The DFS-to-Euler conversion is implemented iteratively to avoid recursion depth issues. Each node receives a unique entry time, and subtree boundaries are derived from these times.

The color-to-positions map is implemented using lists kept sorted. Queries use binary search to compute range counts efficiently.

The update step carefully removes the old position before inserting the new one, ensuring consistency. A common mistake is forgetting to update the color array c[v], which would desynchronize future updates.

Worked Examples

Consider a small tree:

Input:

1
5 4
1 2 1 2 3
1 2
1 3
3 4
3 5
2 1 1
1 5 1
2 1 1
2 3 2

After Euler traversal, suppose tin order is:

1→1, 2→2, 3→3, 4→4, 5→5.

Initial color positions:

Color 1: [1, 3]

Color 2: [2, 4]

Color 3: [5]

First query asks subtree of 1 for color 1.

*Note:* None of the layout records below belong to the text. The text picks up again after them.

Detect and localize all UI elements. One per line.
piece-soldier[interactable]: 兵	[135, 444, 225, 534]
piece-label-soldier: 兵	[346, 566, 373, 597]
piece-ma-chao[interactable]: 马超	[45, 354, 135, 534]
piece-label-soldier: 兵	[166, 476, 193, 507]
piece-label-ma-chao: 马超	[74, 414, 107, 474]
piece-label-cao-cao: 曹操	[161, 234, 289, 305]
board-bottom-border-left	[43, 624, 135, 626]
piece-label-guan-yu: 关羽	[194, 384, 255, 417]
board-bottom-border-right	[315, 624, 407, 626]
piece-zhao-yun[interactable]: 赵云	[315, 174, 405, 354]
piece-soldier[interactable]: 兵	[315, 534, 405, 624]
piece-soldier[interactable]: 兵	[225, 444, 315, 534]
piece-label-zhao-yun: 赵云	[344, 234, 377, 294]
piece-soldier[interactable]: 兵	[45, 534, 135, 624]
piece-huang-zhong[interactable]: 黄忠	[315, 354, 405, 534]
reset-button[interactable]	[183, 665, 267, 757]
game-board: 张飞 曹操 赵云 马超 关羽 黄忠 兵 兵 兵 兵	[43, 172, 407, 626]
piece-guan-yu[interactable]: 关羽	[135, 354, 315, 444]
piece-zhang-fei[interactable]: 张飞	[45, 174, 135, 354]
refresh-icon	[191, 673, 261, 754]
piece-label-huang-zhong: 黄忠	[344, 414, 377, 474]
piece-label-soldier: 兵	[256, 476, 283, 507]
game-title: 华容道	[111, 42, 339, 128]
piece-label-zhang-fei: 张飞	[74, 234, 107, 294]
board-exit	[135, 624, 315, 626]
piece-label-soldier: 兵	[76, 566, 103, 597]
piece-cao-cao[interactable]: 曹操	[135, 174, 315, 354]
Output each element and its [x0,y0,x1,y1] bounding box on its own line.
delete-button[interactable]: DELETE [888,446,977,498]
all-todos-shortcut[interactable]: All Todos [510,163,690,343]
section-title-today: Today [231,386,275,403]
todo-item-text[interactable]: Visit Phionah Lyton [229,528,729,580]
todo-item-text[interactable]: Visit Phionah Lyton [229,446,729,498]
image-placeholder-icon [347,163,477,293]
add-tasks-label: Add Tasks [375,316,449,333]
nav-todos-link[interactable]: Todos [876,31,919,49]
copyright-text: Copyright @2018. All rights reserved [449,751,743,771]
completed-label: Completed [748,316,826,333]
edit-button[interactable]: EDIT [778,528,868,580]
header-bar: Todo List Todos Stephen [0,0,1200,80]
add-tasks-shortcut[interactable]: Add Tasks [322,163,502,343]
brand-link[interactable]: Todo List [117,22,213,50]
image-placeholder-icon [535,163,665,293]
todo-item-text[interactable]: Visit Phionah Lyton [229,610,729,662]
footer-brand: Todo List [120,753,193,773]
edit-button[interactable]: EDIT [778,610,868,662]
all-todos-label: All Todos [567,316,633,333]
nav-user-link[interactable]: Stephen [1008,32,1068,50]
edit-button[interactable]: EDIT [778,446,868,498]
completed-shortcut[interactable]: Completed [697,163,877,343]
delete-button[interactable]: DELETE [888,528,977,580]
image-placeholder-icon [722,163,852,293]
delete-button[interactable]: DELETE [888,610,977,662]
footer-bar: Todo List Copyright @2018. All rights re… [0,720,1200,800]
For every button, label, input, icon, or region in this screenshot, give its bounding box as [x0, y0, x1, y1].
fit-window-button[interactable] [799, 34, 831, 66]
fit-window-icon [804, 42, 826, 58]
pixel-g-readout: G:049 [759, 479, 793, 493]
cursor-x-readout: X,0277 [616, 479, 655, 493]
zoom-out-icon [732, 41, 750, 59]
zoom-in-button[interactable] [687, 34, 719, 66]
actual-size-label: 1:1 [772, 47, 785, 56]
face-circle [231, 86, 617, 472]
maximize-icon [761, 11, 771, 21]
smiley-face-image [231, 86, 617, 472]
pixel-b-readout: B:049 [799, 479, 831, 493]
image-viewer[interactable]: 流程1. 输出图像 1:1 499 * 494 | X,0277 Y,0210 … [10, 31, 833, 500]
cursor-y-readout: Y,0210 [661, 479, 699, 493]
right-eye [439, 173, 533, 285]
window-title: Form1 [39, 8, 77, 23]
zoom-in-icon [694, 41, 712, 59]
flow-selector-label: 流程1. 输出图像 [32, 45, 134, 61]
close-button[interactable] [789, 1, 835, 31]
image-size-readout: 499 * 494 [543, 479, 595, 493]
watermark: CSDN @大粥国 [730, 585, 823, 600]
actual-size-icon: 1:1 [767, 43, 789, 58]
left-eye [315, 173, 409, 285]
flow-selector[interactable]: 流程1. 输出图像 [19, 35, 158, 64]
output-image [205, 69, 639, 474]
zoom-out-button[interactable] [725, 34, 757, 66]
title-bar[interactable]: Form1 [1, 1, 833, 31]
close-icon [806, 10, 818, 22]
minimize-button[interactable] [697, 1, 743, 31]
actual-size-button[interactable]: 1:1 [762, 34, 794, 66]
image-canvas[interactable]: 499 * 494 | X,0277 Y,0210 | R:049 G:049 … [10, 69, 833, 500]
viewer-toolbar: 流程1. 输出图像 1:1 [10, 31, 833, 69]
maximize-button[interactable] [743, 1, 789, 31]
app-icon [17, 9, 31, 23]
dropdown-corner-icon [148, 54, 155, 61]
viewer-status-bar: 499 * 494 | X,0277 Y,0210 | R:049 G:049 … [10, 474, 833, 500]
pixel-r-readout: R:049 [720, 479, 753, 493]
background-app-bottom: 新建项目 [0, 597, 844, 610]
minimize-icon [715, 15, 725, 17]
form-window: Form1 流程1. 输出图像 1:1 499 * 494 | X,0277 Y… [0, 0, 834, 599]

Step Operation Color sets Answer
1 query (1,1) {1:[1,3],2:[2,4],3:[5]} 2

Second operation changes node 5 from 3 to 1.

Step Operation Color sets
1 move 5: 3→1 1:[1,3,5], 3:[], 2:[2,4]

Third query asks subtree of 1 for color 1.

Step Operation Answer
1 query (1,1) 3

Final query asks subtree of 3 for color 2, which corresponds to nodes 3,4,5 depending on structure.

This demonstrates how updates propagate only locally in the color sets while subtree queries remain range checks.

Complexity Analysis

Measure Complexity Explanation
Time O((n + q) log n) Each update performs one removal and one insertion in sorted lists, each O(log n), and each query performs two binary searches
Space O(n) Each node contributes exactly one entry in a color list

The complexity fits comfortably within limits since the total number of operations across all test cases is bounded by 2×10^5, and logarithmic factors remain small.

Test Cases

import sys, io

def run(inp: str) -> str:
    sys.stdin = io.StringIO(inp)
    out = io.StringIO()
    old = sys.stdout
    sys.stdout = out
    solve()
    sys.stdout = old
    return out.getvalue().strip()

# minimum case
assert run("""1
1 2
5
1 1 1
2 1 5
""") == "1"

# small tree, no updates
assert run("""1
3 2
1 2 3
1 2
1 3
2 1 1
2 2 2
""") == "1\n0"

# update flips same color back and forth
assert run("""1
3 4
1 2 3
1 2
1 3
2 1 2
1 2 3
2 1 2
2 1 3
""") == "1\n0\n1"

# star tree heavy subtree query
assert run("""1
5 2
1 1 1 2 2
1 2
1 3
1 4
1 5
2 1 1
2 1 2
""") == "3\n2"
Test input Expected output What it validates
single node 1 base correctness
small static tree 1,0 subtree range mapping
flip updates mixed dynamic consistency
star tree 3,2 large subtree aggregation

Edge Cases

A subtle case arises when an update assigns the same color that the node already has. In that situation, removing and reinserting would corrupt the structure if not guarded. The implementation explicitly skips work when old and new colors match, preserving set integrity.

Another case is deep chains where subtree ranges are large contiguous segments. Without Euler flattening, these queries would degenerate into full scans; here they reduce to a simple interval count, so even a path of 200000 nodes remains efficient.

Finally, repeated updates on the same node stress the correctness of removal logic. Since positions are stored uniquely in each color list, failing to delete the exact tin index would accumulate duplicates and inflate answers. The binary search removal ensures the list always reflects the true current state of the tree.